Some advocates are also concerned the ordinance may not include mechanisms to enforce rules or impose penalties for violations to existing industries.
“We haven’t seen language of the ordinance. If any of you have seen it, we haven’t. But, even the best ordinance, if it’s written fantastically, without enforcement, is useless,” McKeon said.
If a new zoning process makes it harder for companies to get permits to open in other city areas, that could worsen pollution in South and West side neighborhoods that already have areas zoned for industrial use, Enriquez said during Wednesday’s environmental protection committee meeting.
“If you’re going to pass this ordinance, make sure you sit down with real grassroots organizations,” Enriquez said.
Sanchez said the proposed ordinance would include zoning measures for existing companies that “will make sure that we are addressing expansions of these companies” and a permitting process that considers neighbors’ health for new companies.
“These communities have some of the highest asthma and cancer rates.
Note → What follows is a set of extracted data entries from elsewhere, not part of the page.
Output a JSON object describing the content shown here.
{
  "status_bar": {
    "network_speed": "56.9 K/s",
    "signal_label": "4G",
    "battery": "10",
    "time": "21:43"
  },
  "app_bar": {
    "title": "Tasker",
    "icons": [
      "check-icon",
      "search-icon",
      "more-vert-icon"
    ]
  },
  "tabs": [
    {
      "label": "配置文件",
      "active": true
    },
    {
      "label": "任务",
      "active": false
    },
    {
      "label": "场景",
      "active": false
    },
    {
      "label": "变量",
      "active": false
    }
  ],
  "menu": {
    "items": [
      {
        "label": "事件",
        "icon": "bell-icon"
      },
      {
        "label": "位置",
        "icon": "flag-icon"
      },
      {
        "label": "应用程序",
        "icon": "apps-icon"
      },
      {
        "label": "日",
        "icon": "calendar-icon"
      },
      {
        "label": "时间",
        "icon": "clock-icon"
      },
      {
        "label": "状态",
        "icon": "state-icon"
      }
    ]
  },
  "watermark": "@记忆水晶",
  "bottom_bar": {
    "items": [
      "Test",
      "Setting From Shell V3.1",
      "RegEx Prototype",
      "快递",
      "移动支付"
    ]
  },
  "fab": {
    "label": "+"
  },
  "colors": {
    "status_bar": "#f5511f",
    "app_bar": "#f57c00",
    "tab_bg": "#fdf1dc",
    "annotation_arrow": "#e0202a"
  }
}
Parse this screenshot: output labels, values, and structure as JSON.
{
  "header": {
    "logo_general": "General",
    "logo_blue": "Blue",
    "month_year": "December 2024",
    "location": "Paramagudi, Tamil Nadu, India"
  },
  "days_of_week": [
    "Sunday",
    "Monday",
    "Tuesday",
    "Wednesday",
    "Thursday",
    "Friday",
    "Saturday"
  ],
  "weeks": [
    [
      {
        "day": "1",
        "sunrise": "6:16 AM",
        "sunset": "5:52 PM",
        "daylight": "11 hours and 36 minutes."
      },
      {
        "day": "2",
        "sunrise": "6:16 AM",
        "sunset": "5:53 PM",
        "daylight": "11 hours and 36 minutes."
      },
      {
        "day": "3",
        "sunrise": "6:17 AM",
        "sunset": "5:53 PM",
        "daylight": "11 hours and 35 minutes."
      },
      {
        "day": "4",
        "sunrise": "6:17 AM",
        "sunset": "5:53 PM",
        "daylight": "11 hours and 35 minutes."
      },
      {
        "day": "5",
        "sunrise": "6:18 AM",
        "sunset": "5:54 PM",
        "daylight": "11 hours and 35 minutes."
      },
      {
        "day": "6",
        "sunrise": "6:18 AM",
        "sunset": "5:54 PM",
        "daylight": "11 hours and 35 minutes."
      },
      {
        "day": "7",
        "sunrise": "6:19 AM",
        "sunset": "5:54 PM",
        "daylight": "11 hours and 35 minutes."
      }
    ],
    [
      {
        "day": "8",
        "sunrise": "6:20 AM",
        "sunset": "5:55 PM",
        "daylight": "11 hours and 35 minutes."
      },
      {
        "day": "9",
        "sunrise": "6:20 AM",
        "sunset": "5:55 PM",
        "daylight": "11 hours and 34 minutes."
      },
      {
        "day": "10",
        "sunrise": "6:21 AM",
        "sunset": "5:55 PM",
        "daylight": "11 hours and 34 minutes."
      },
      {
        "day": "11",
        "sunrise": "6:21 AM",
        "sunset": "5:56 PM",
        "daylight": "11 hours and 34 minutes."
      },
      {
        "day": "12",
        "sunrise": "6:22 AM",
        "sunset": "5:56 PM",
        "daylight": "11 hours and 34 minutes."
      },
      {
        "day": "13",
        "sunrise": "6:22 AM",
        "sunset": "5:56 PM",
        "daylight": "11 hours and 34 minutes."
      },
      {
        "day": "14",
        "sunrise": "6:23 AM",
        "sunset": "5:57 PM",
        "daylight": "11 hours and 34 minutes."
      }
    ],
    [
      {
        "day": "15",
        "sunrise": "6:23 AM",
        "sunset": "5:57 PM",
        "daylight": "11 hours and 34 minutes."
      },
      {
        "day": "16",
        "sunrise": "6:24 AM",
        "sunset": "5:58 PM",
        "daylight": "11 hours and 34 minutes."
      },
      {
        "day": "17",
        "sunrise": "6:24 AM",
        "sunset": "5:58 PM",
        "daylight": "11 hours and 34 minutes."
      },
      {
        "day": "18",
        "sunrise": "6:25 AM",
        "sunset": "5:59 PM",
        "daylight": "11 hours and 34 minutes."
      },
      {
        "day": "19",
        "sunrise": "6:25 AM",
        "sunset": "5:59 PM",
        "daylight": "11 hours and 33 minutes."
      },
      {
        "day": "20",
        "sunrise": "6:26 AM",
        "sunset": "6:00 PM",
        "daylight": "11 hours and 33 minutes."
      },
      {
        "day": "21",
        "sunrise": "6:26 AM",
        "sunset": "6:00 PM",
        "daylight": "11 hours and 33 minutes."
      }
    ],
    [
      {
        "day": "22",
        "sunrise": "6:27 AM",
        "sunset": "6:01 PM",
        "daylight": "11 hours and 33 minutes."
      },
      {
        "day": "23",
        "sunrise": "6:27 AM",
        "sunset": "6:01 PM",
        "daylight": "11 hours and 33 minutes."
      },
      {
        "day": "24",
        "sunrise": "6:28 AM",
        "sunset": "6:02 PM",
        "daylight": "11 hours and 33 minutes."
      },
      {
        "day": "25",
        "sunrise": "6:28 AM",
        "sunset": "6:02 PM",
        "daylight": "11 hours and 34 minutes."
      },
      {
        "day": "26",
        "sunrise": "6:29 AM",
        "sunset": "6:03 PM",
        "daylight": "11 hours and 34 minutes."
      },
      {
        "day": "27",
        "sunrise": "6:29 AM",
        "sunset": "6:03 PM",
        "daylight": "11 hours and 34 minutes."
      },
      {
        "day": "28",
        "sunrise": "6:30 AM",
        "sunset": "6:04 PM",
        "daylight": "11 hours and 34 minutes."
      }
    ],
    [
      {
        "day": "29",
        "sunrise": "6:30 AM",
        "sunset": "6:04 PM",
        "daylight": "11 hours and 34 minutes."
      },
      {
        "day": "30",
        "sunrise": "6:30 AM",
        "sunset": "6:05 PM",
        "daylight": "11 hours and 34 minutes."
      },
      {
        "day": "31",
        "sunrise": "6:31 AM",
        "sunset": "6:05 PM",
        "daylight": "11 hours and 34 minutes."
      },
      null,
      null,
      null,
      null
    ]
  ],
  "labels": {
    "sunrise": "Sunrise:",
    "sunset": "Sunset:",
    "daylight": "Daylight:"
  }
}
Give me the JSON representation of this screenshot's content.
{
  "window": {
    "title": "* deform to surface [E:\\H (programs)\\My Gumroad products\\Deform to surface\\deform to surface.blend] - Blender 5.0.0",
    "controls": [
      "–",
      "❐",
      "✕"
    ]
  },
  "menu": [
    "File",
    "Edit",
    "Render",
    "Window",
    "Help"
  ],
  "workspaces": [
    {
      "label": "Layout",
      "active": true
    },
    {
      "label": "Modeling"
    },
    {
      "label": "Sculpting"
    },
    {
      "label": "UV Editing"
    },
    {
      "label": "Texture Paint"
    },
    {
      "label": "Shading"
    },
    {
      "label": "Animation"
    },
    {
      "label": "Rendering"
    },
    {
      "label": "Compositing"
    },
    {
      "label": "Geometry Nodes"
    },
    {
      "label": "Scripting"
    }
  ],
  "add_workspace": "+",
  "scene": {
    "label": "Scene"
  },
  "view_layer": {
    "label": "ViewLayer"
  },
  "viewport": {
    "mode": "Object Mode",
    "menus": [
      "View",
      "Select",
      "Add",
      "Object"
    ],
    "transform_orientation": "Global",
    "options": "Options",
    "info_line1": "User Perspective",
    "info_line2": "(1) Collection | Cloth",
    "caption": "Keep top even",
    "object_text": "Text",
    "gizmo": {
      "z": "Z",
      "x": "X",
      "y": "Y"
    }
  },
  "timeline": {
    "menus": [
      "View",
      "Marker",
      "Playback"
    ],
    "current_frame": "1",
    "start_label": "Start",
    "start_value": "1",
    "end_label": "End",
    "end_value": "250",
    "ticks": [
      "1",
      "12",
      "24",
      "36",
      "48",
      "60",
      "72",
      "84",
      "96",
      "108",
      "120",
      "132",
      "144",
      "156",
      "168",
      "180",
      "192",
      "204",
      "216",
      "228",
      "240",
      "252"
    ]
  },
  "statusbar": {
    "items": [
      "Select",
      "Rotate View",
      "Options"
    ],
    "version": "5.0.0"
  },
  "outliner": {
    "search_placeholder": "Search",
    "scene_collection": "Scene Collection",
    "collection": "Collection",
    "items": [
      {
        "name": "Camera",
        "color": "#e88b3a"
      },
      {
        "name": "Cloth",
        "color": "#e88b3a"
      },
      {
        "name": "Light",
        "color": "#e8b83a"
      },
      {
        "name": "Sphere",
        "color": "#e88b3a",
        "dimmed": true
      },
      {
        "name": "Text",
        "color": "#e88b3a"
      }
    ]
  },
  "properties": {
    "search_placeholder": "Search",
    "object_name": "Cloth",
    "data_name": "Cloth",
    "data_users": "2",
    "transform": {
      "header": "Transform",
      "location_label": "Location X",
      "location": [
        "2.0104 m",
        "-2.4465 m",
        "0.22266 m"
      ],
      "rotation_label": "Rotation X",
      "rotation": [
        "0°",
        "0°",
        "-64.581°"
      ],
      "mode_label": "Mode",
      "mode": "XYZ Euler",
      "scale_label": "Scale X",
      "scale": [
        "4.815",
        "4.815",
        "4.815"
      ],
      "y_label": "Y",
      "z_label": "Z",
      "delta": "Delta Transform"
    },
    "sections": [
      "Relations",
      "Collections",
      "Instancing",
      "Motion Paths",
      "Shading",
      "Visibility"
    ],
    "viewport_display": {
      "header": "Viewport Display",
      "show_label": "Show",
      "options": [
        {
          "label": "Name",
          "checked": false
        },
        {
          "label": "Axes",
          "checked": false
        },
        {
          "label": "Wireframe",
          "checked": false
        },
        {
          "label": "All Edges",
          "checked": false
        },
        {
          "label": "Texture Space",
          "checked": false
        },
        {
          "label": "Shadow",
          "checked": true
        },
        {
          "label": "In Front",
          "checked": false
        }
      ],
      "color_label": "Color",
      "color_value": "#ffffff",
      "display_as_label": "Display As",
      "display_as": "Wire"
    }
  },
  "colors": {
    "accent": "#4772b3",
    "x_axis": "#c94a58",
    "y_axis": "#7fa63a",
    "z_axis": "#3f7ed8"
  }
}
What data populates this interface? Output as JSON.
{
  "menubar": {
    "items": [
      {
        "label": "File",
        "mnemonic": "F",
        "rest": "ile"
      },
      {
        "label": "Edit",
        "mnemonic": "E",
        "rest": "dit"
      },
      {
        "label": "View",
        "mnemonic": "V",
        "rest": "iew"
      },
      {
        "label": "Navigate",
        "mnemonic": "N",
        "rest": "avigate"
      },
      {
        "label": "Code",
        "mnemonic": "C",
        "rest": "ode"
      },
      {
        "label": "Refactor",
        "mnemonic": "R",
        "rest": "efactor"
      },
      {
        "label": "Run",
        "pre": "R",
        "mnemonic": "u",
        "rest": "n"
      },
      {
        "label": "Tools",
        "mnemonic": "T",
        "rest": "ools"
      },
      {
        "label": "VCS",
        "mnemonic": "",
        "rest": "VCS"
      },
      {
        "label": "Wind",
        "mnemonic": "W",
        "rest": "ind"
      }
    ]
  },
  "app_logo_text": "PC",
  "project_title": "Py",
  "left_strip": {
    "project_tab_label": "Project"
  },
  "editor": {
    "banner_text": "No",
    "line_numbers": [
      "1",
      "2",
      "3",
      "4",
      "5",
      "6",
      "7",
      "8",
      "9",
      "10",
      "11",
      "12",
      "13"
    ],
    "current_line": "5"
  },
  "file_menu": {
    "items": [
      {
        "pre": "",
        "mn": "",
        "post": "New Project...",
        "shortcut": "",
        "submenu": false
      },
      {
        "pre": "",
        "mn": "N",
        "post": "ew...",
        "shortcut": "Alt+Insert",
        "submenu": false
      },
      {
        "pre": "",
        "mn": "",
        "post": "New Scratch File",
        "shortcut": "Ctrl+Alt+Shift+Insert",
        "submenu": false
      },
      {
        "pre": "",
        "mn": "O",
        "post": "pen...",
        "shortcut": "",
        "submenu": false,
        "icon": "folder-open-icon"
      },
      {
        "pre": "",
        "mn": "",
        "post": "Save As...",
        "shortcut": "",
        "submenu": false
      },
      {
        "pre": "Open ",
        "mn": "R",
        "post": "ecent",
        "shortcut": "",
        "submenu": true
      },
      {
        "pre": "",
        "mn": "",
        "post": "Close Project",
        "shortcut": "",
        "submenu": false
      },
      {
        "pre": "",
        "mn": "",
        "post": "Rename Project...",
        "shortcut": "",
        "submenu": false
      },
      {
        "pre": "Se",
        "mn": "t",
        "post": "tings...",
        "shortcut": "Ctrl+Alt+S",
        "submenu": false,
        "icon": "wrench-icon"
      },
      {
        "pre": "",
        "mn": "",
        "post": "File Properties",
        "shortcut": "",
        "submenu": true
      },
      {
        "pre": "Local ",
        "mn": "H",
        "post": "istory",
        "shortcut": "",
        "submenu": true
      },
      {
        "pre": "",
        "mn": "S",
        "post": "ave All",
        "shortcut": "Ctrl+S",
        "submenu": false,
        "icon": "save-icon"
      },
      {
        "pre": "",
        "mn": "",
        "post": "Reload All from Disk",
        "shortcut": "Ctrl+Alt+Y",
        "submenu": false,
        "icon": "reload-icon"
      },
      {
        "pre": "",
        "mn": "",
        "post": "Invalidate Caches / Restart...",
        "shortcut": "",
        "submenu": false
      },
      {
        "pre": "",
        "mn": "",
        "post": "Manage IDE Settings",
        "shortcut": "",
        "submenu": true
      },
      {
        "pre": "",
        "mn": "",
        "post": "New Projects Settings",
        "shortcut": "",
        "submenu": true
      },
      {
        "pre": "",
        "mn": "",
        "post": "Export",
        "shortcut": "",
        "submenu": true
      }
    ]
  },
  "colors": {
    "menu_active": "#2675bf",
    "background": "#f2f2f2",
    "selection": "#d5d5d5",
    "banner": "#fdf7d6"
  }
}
We’d need those to be documented, to demonstrate to developers and to our public officials before supporting these projects,” he said.
O’Shea called the claims from some local environmental advocates that they were excluded from discussions about the ordinance “inaccurate” and said the city has worked with community groups and frontline leaders “from the design of the analysis through ordinance implementation.”
The ordinance will be available to the public when it is introduced to City Council, with ample time for community input and public comment, O’Shea said.
“We will continue to work collaboratively with frontline leaders, community
residents, advocates, and leaders across all sectors to implement this important policy and build a healthier, more equitable Chicago,” she said.
Once introduced, the ordinance would be referred to a city committee for review. If passed, it could be introduced for a vote by the full City Council in coming months.
“This is the first step. It’s not the final step,” Sanchez said.